None Lagrangian_scp

Task 2

In [1]:
import numpy as np


c = np.array([ 2,3,4,5 ])
b = np.array([1,1,1])
A = np.array([[1, 0, 1, 0 ],
              [1, 0, 0, 1],
              [0, 1, 1, 1]])

For the sake of reference, let's solve first the original problem and its linear relaxation with gurobi. We use a matrix representation of the problem that can also be handled by gurobi.

In [2]:
import gurobipy as gp 

def solve_SCP(vtype=gp.GRB.BINARY):
    try:
        # Model
        m = gp.Model("SCP")
        m.setParam(gp.GRB.Param.OutputFlag, 0)
        # Create variables
        x = m.addMVar(shape=c.shape[0], vtype=vtype, name="x")

        # Set objective
        m.setObjective(c @ x, gp.GRB.MINIMIZE)

        # Add constraints
        m.addConstr(A @ x >= b, name="c")

        # Optimize model
        m.optimize()

        print(x.X)
        print('Obj: %g' % m.objVal)

    except gp.GurobiError as e:
        print('Error code ' + str(e.errno) + ": " + str(e))

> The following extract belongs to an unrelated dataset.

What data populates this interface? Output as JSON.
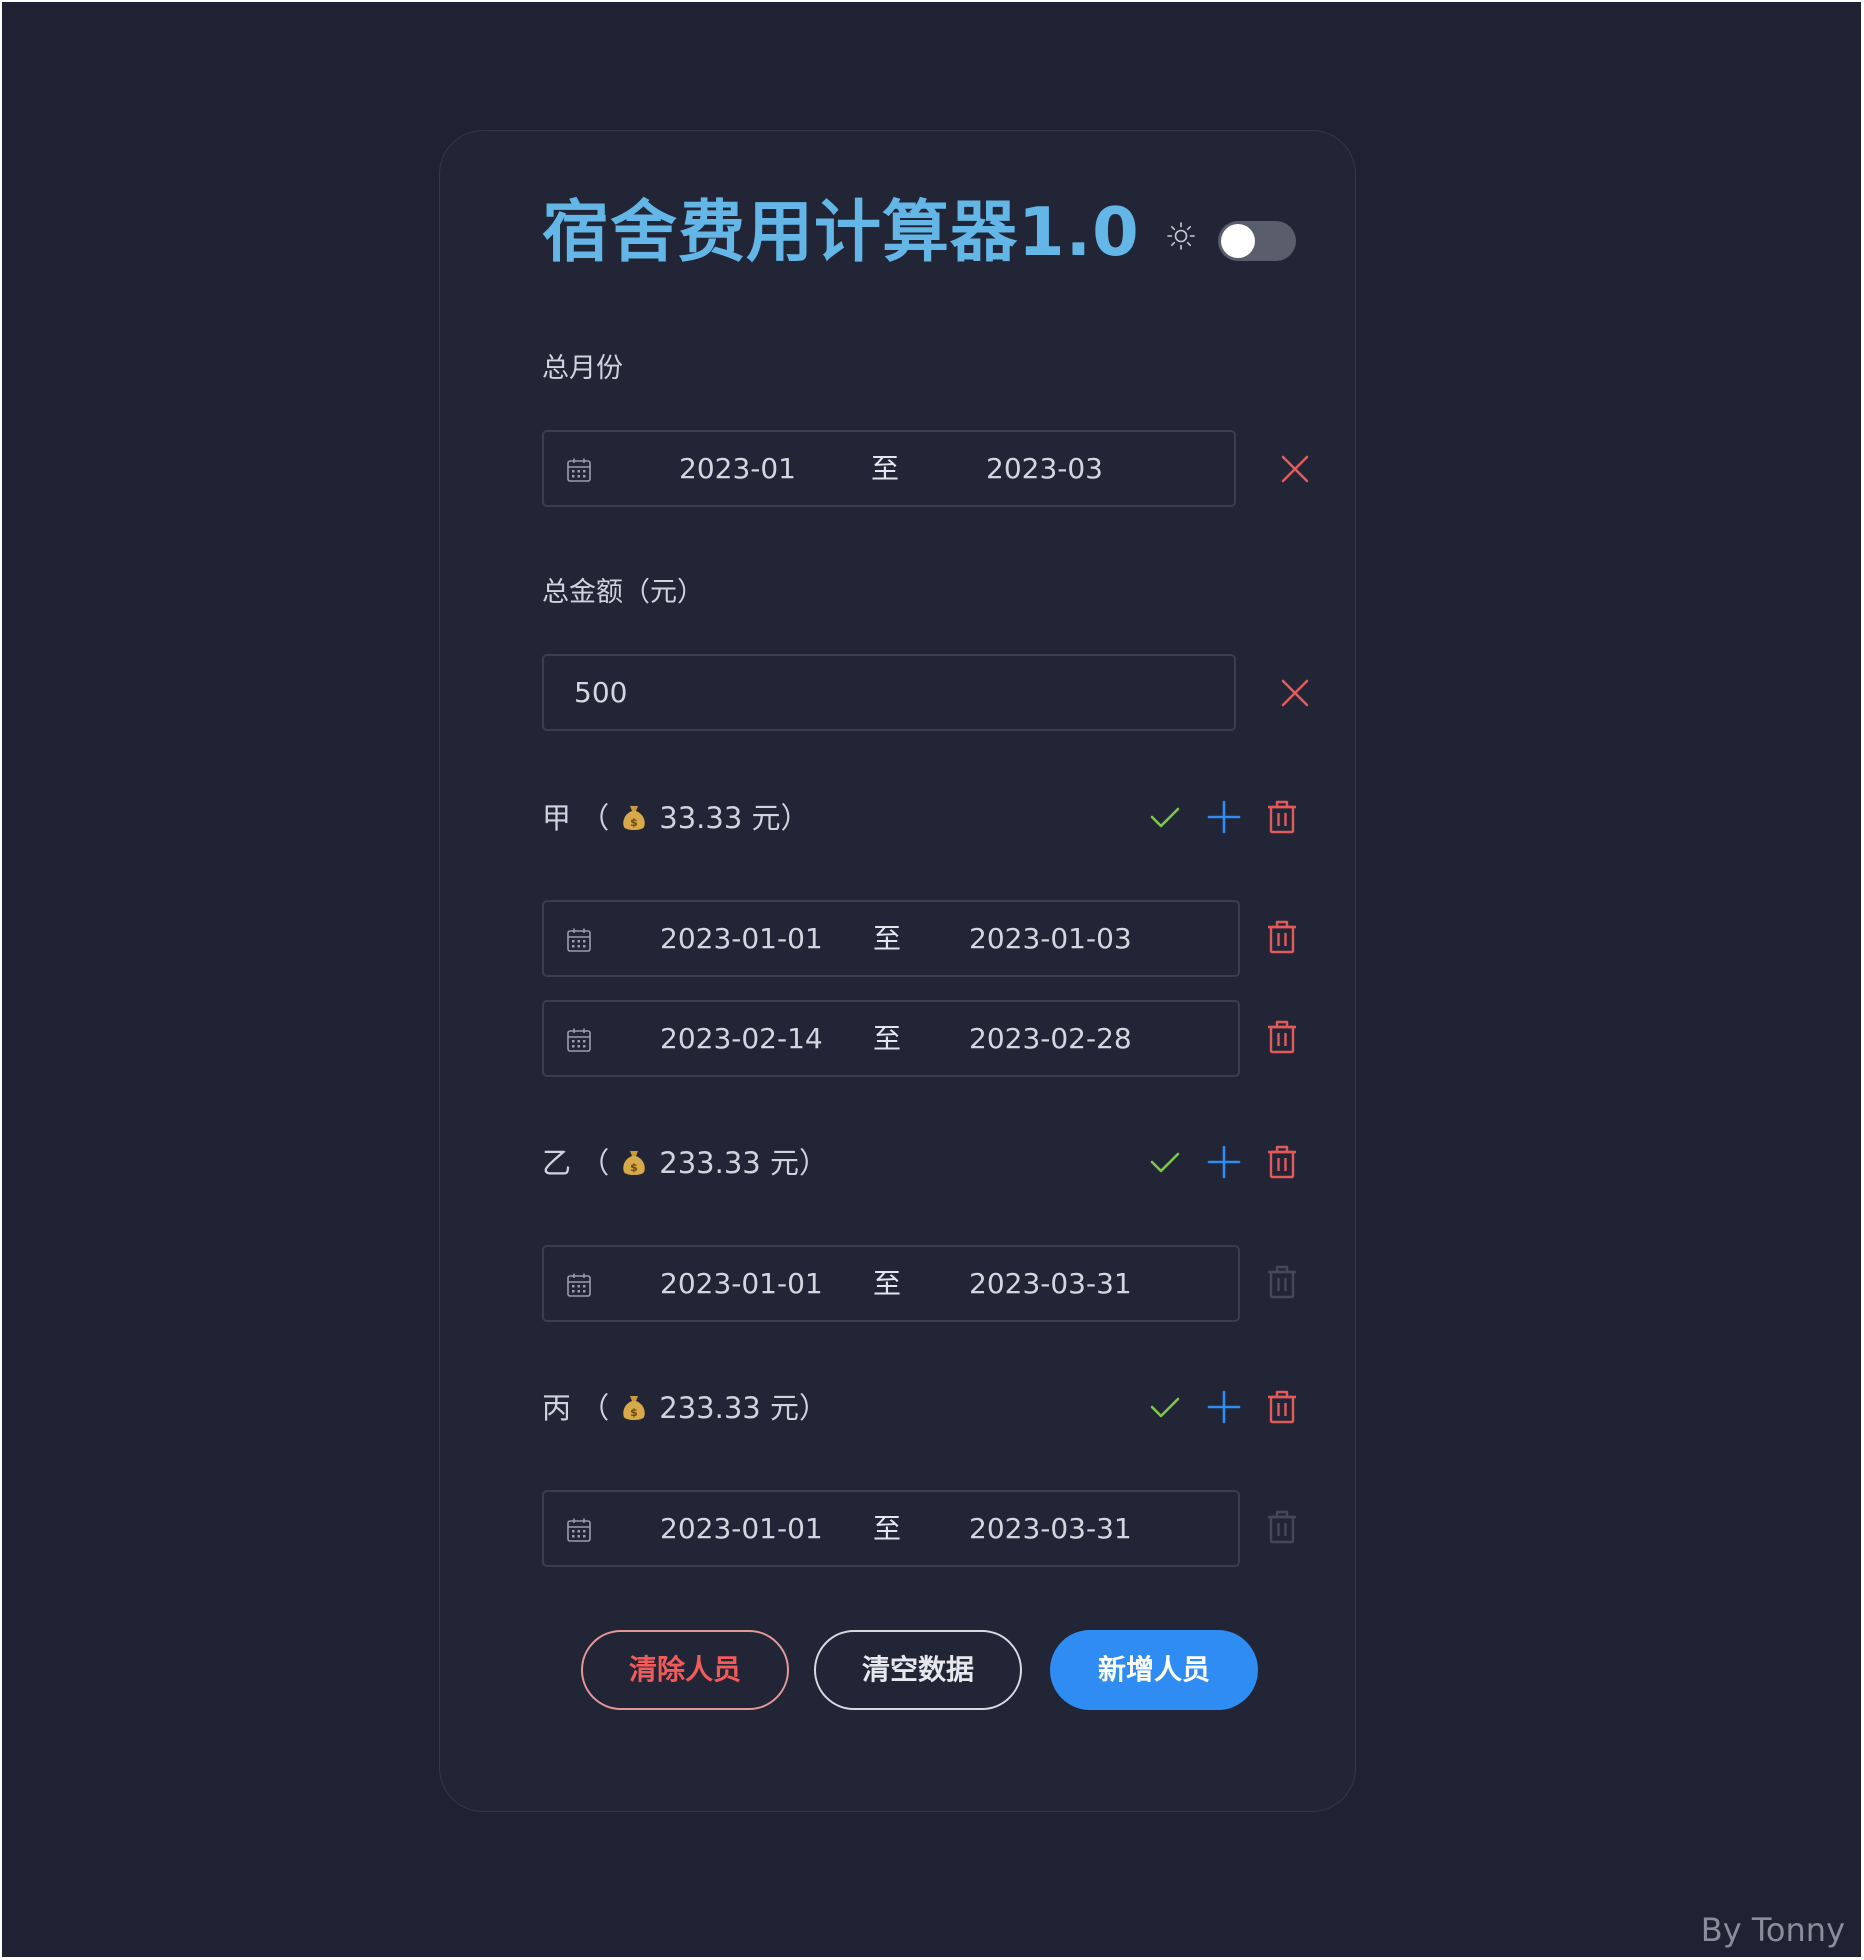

    except AttributeError:
        print('Encountered an attribute error')
In [3]:
solve_SCP()
Set parameter Username
Academic license - for non-commercial use only - expires 2025-01-10
[1. 1. 0. 0.]
Obj: 5
In [4]:
solve_SCP(vtype=gp.GRB.CONTINUOUS)
[1. 1. 0. 0.]
Obj: 5

Subtask 1

We relax all three constraints: $$ \begin{aligned} z_{LB}=\min &\sum_{j=1}^n c_j x_j - \sum_{i=1}^m\lambda_i\left (\sum_{j=1}^n a_{ij} x_j-1\right )\\ &x_j\in \{0,1\} \qquad j=1,...,n \end{aligned} $$ $$ \begin{aligned} z_{LB}=\min &\sum_{j=1}^n\left [c_j - \sum_{i=1}^n \lambda_i a_{ij}\right ]x_j + \sum^m_{i=1}\lambda_i\\ &x_j\in \{0,1\} \qquad j=1,...,n \end{aligned} $$

Defining $C_j = [c_j - \sum_{i=1}^m \lambda_i a_{ij}]$ $j=1,...,n$ i.e. $C_j$ is the coefficient of $x_j$ in the objective function of LR we have that LR becomes: $$ \begin{aligned} z_{LB}=\min &\sum_j C_jx_j + \sum_{i=1}^m \lambda_i\\ & x_j\in \{0,1\} \qquad j=1,...,n \end{aligned} $$

Now the solution $x_j$ to LR can be found by inspection, namely: $$ x_j= \begin{cases} 1 &if C_j \leq 0\\ 0 &\text{otherwise} \end{cases} $$ with the solution value $z_{LB}$ of LR being given by: $$z_{LB} = \sum_{j=1}^n C_jx_j + \sum_{i=1}^m\lambda_i$$ where $z_{LB}$ is a lower bound on the optimal solution to the original SCP.

In [5]:
def solve_lagrangian(lambdas):
    #print("solve with lambda: ",lambdas)
    C = c - lambdas @ A
    x=np.zeros(c.shape[0])
    x[C<=0]=1
    z_LB = np.sum(C@x) + np.sum(lambdas)
    return (x,z_LB)

Subtask 2

In [6]:
lambdas = np.array([1.5,1.6,2.2])
solve_lagrangian(lambdas)
Out[6]:
(array([1., 0., 0., 0.]), 4.200000000000001)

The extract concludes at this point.